Before the deal was struck, many thought the Federal Reserve's policy-setting committee would cut its influential federal funds rate this summer to stimulate an economy expected to deteriorate under the weight of tariffs. However, with the agreement alleviating some of the highest import duties on one of the country's biggest trading partners, economists and traders have pushed out those forecasts.
There’s still a path for the Fed to lower rates later this year, analysts say, citing the potential for a slowdown as still-high tariff rates weigh on economic activity. But for a Fed that was already in “wait-and-see” mode, the thawing should help avert the type of large-scale layoffs that would bring the Fed to the economy’s rescue, they say.
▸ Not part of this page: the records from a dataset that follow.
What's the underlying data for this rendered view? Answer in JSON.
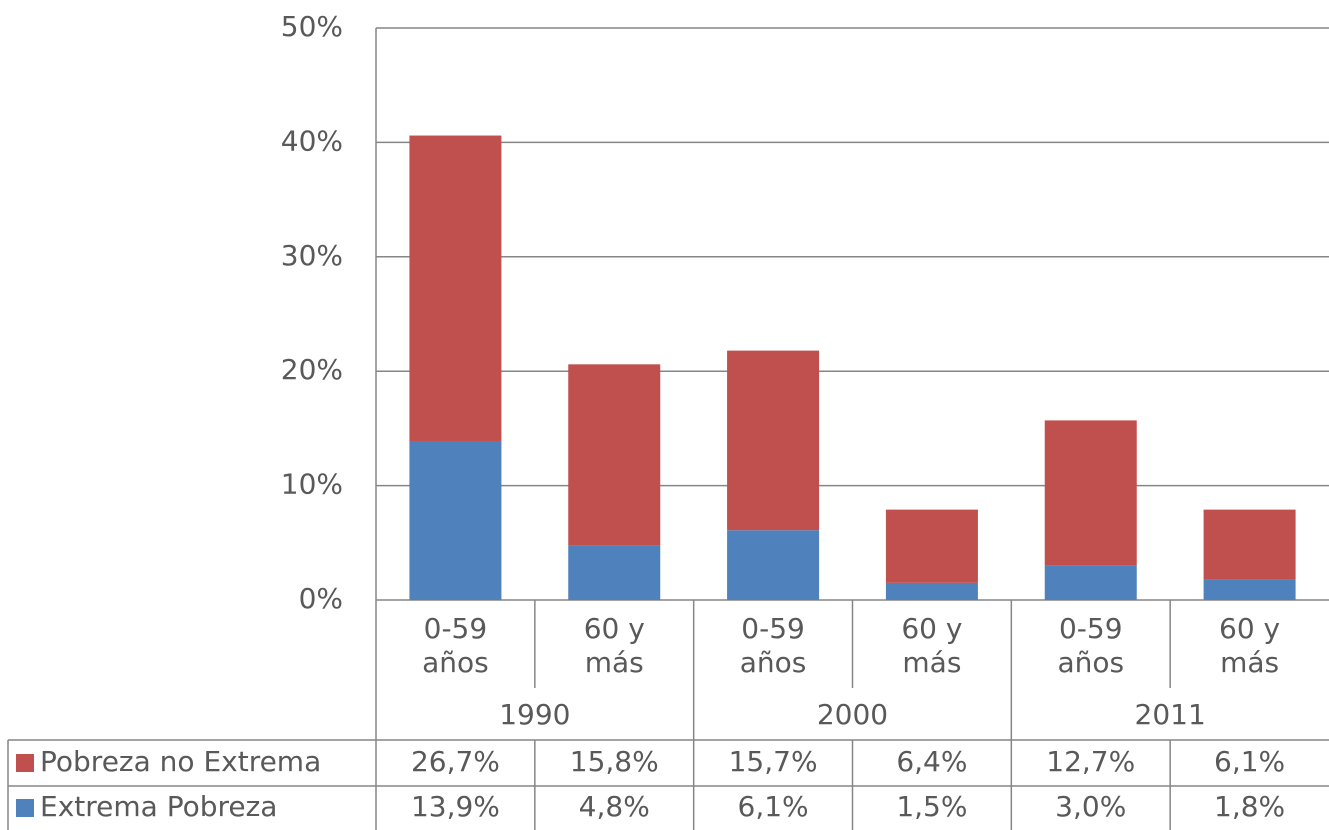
{
  "chart_data": {
    "type": "stacked-bar",
    "categories": [
      "0-59 años",
      "60 y más",
      "0-59 años",
      "60 y más",
      "0-59 años",
      "60 y más"
    ],
    "groups": [
      "1990",
      "2000",
      "2011"
    ],
    "series": [
      {
        "name": "Extrema Pobreza",
        "color": "#4f81bd",
        "values": [
          13.9,
          4.8,
          6.1,
          1.5,
          3.0,
          1.8
        ],
        "value_labels": [
          "13,9%",
          "4,8%",
          "6,1%",
          "1,5%",
          "3,0%",
          "1,8%"
        ]
      },
      {
        "name": "Pobreza no Extrema",
        "color": "#c0504d",
        "values": [
          26.7,
          15.8,
          15.7,
          6.4,
          12.7,
          6.1
        ],
        "value_labels": [
          "26,7%",
          "15,8%",
          "15,7%",
          "6,4%",
          "12,7%",
          "6,1%"
        ]
      }
    ],
    "ylim": [
      0,
      50
    ],
    "yticks": [
      {
        "value": 0,
        "label": "0%"
      },
      {
        "value": 10,
        "label": "10%"
      },
      {
        "value": 20,
        "label": "20%"
      },
      {
        "value": 30,
        "label": "30%"
      },
      {
        "value": 40,
        "label": "40%"
      },
      {
        "value": 50,
        "label": "50%"
      }
    ],
    "grid": true
  }
}
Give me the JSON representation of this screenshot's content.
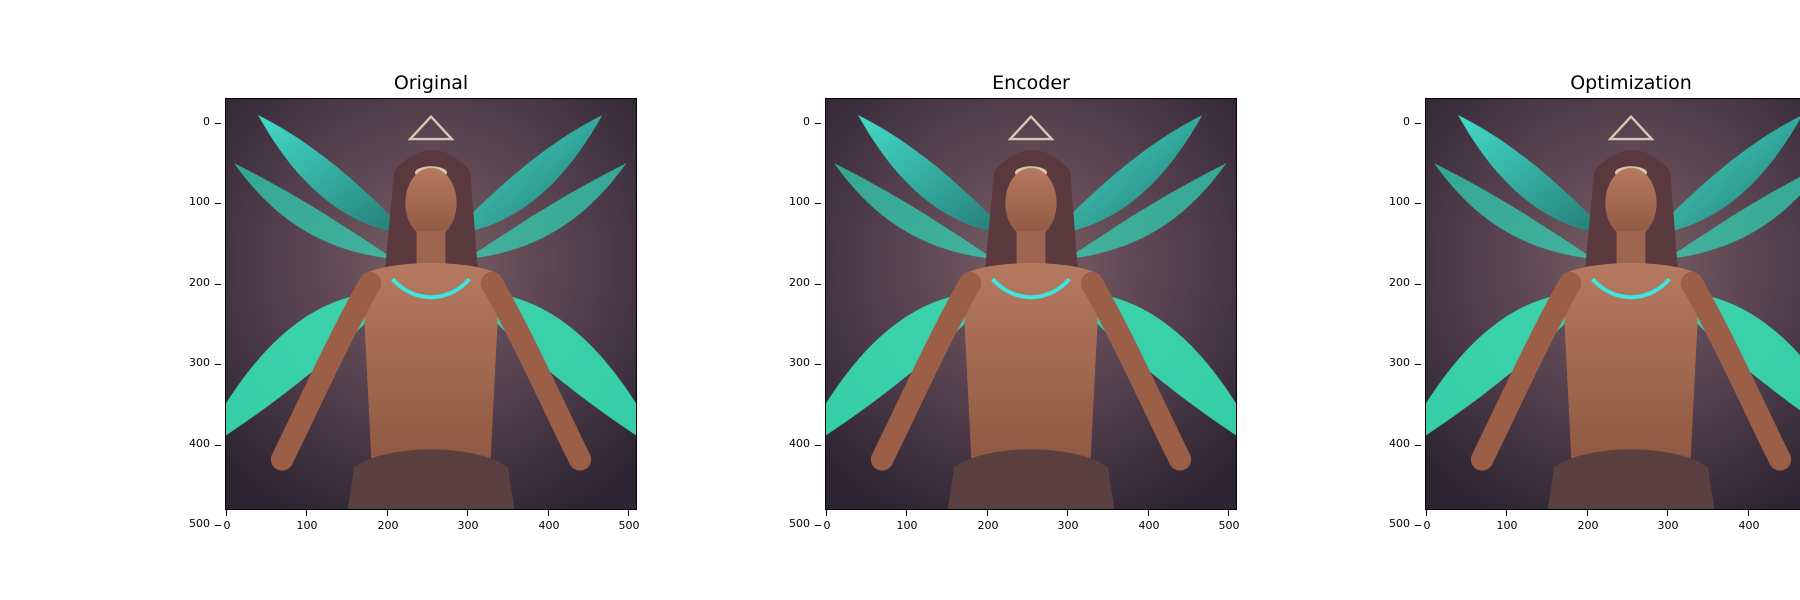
{
  "panels": [
    {
      "title": "Original"
    },
    {
      "title": "Encoder"
    },
    {
      "title": "Optimization"
    }
  ],
  "axes": {
    "x_ticks": [
      "0",
      "100",
      "200",
      "300",
      "400",
      "500"
    ],
    "y_ticks": [
      "0",
      "100",
      "200",
      "300",
      "400",
      "500"
    ],
    "xlim": [
      0,
      512
    ],
    "ylim": [
      512,
      0
    ]
  },
  "colors": {
    "background": "#ffffff",
    "feather_teal": "#2fd9b8",
    "feather_cyan": "#37e7e0",
    "skin": "#a86a4d",
    "hair": "#5b3a3f",
    "bg_dark": "#3d2f3a",
    "bg_muted": "#6f7a6a"
  },
  "image_description_icon": "portrait-illustration"
}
“We no longer think that the FOMC will see enough deterioration in labor market conditions to cut in the next few months,” Barclays chief U.S. economist Marc Giannoni wrote in a note to clients, forecasting the Fed will wait until December to cut interest rates.
Bill Adams, chief economist at Comerica Bank, doesn’t expect the Fed to cut rates at all this year. Recession risks looked “uncomfortably high” last month, but they’re significantly lower after the U.S.-China trade tensions simmered down, he wrote in a research note.
Bond markets are still eyeing at least one Fed cut this year, even as they start pricing in chances of a longer Fed delay. The CME Group’s FedWatch tool shows only a 7% probability of the Fed staying steady until December, with 26% seeing at least one quarter-point cut by then, 38% seeing two and 29% anticipating three cuts or more.
Forecasters are also split on how the Fed will conduct monetary policy following the trade agreement with China. Much of it will depend on how inflation and the labor market evolve.
The Fed May Wait Until December or Later...
Giannoni, the Barclays economist, said he sees “the economy sidestepping a recession” even if growth slows in the months ahead.
The unemployment rate should end the year roughly flat at 4.3% this year, he wrote, giving the Fed little reason to stimulate growth further. And though inflation is on the way down—April’s data was the latest sign —it remains above the Fed’s 2% target. The Consumer Price Index rose 2.3% in April compared to a year earlier, the lowest rate since February 2021.
The Fed will likely wait “until it sees enough moderation in monthly inflation prints to gain confidence” that it is fully quelled, he wrote.
Despite rolling back 145% tariffs against China, the agreement reached over the weekend still includes a 30% tariff. The administration has also made it clear that 10% tariffs are the lowest they're willing to go in negotiations with other countries.
The remaining tariffs will “begin to raise prices meaningfully in future months,” Ronald Temple, chief market strategist at Lazard, said in emailed comments.
“Today’s inflation print reaffirms my view that the Fed will not cut rates this year,” Temple said.
... Or It May Take Action Sooner
Few see the Fed being forced to cut rates this summer, but some analysts see higher chances of Fed action soon after as growth starts cooling.
Though tariffs on China may no longer be sky-high, the average U.S. tariff rate on imports from foreign countries is now 16%, up from 3% at the end of last year, according to Samuel Tombs, chief U.S. economist at Pantheon Macroeconomics.
“Constantly shifting and seemingly ad hoc trade policy also perpetuates high levels of uncertainty for businesses, which likely will stifle hiring and investment,” he wrote this week.
One major hurdle toward the Fed cutting has been the potential for tariffs to drive inflation upward, but ING economist James Knightley wrote in a research note that the de-escalation of trade tensions should tamp down those worries.
“Inflation will be less of an issue for the Federal Reserve and the scope for Fed rate cuts remains,” he wrote, forecasting a Fed cut in September.